Data insights to unblock progress
Performance visibility was another unexpected improvement for the team. During the Agentforce phase, basic performance data had been missing entirely. With Fin, conversation-level reporting was available from day one.
“Having easy access to reporting was a key thing for me. That was something completely new that unblocked many things,” says Pablo.
Support became iterative rather than reactive. The team could see what wasn't performing, fix it, and move on.
A mindset shift
“Support teams are always afraid that these tools will take over their jobs,” says Pablo. “But then they realized Fin was there to help. What changed was where their time went.”
Routine interactions, like templated email responses, information gathering, and repetitive FAQ queries, were handed over to Fin, and human time focused on issues that required judgment, context, and experience. The team didn't shrink. Its work changed.
With stable automation in place and a team comfortable working alongside Fin, the focus has shifted to depth and control.
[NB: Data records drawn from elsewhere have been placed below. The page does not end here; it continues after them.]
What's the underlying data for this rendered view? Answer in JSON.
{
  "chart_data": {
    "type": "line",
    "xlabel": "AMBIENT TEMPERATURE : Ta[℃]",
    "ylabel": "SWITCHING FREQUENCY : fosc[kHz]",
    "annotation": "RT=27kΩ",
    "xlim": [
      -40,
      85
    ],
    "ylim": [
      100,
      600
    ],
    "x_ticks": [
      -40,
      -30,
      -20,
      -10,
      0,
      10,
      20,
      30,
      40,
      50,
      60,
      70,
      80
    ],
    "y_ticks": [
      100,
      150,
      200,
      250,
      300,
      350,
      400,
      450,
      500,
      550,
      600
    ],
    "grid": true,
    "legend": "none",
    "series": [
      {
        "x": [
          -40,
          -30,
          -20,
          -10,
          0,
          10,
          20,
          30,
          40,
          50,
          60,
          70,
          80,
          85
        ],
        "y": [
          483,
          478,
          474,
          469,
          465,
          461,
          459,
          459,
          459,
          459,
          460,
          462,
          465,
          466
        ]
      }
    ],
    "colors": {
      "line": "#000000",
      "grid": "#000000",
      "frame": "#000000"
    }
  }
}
Action-based flows are expanding beyond billing and subscription management. Coverage is increasing across more surfaces. Guardrails for more complex financial and account scenarios are being refined. And the team is preparing to put Fin's procedural capabilities to work in a way that opens configuration up to the whole team.
“When I saw the Procedures feature, I thought now I can just describe what I need and Fin can do it. If we can get to that, it will be a game changer,” says Pablo.
Freepik's support operation runs around the clock. But the people who know it best, who understand the customer questions, the edge cases, the moments where guidance needs updating, aren't always the ones who can change the system. That gap is what the next phase is designed to close.
“If more people can safely manage and adjust Fin, that changes how quickly we can improve,” says Pablo.
That's where the trajectory points: a support operation where the team that knows customers best is also the team that can shape the system that serves them.